Ask HN: Is it a good idea to launch a startup during holiday season? - paraschopra

Just curious what you think on whether it is a good idea to launch a startup/product/tool during a time everyone is in a mood to holiday? Or is it wise to wait for the season to pass? Any specific experiences or advice?
======
mattwdelong
I recently came across the same question via OnStartups.com. Here:
[http://answers.onstartups.com/questions/4794/is-launching-
ju...](http://answers.onstartups.com/questions/4794/is-launching-just-before-
christmas-new-year-a-good-idea)

I personally think the right answer would have to take into consideration the
context of the launch and the product. However, I think that if there is no
expense to launch, then do it. Do it now.

------
kls
If you are going to incur expenses and your potential customers will not be
available due to preoccupation, then you should wait until you have the full
attention of your customer.

------
anigbrowl
What does it do? If it's family-oriented, it might be a great time. If it's
business-y, not. Context matters.

------
csuper
I asked a few days ago - here is that thread.

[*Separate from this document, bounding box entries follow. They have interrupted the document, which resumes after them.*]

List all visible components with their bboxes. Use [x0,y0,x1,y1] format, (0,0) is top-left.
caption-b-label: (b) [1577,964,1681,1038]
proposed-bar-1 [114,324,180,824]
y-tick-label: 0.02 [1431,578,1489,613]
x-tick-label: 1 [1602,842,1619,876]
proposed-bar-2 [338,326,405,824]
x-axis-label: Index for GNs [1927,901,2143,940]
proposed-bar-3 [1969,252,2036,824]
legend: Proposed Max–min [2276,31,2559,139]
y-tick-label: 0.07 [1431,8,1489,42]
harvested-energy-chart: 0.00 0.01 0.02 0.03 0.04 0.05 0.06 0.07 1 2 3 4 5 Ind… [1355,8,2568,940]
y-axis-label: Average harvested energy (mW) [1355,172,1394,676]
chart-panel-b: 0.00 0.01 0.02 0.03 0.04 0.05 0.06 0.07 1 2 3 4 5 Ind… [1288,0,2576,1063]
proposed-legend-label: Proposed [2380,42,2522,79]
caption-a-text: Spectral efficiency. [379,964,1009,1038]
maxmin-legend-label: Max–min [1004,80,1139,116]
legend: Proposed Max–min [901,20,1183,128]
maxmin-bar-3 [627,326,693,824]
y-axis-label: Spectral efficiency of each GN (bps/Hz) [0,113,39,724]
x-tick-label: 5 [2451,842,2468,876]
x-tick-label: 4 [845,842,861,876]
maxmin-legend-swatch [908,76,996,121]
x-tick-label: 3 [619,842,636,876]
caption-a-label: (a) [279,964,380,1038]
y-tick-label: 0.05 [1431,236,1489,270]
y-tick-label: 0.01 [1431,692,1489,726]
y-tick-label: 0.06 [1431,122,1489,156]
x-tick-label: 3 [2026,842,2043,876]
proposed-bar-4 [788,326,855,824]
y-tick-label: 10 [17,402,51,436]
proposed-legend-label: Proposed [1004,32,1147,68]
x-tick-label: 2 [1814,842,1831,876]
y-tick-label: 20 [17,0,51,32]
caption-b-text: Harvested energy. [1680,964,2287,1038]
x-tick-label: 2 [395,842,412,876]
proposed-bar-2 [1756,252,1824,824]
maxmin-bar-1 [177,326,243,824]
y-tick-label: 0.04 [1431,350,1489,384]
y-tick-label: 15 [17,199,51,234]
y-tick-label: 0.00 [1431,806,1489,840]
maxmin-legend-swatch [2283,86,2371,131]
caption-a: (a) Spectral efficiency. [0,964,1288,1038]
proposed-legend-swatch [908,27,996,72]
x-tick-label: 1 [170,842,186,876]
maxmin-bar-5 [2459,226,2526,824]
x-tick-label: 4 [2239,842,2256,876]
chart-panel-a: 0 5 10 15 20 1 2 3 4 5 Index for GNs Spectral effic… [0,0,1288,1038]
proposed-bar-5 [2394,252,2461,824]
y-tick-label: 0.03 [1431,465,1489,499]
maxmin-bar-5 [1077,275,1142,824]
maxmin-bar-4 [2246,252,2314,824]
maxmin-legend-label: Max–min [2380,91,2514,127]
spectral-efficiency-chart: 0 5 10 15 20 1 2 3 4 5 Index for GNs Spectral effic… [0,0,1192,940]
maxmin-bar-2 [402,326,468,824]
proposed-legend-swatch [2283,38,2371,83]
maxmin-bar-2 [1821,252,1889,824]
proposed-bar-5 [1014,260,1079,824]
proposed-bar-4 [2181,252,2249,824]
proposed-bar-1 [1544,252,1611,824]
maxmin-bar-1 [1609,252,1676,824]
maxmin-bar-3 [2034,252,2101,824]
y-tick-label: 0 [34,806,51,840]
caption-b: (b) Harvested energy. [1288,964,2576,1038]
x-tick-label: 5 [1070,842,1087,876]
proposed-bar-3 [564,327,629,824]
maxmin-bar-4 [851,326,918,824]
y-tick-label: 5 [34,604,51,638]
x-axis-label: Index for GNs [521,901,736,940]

<http://news.ycombinator.com/item?id=975840>

------
bbsabelli
Launch. You'll hopefully be around in a year, so anything you learn now will
be useful a year from now too.

------
DanielBMarkham
launching a startup, i.e. beginning to create something? Absolutely. No time
like the present. "Launching" the startup, i.e., going public with something
you've already created? Depends on what it is.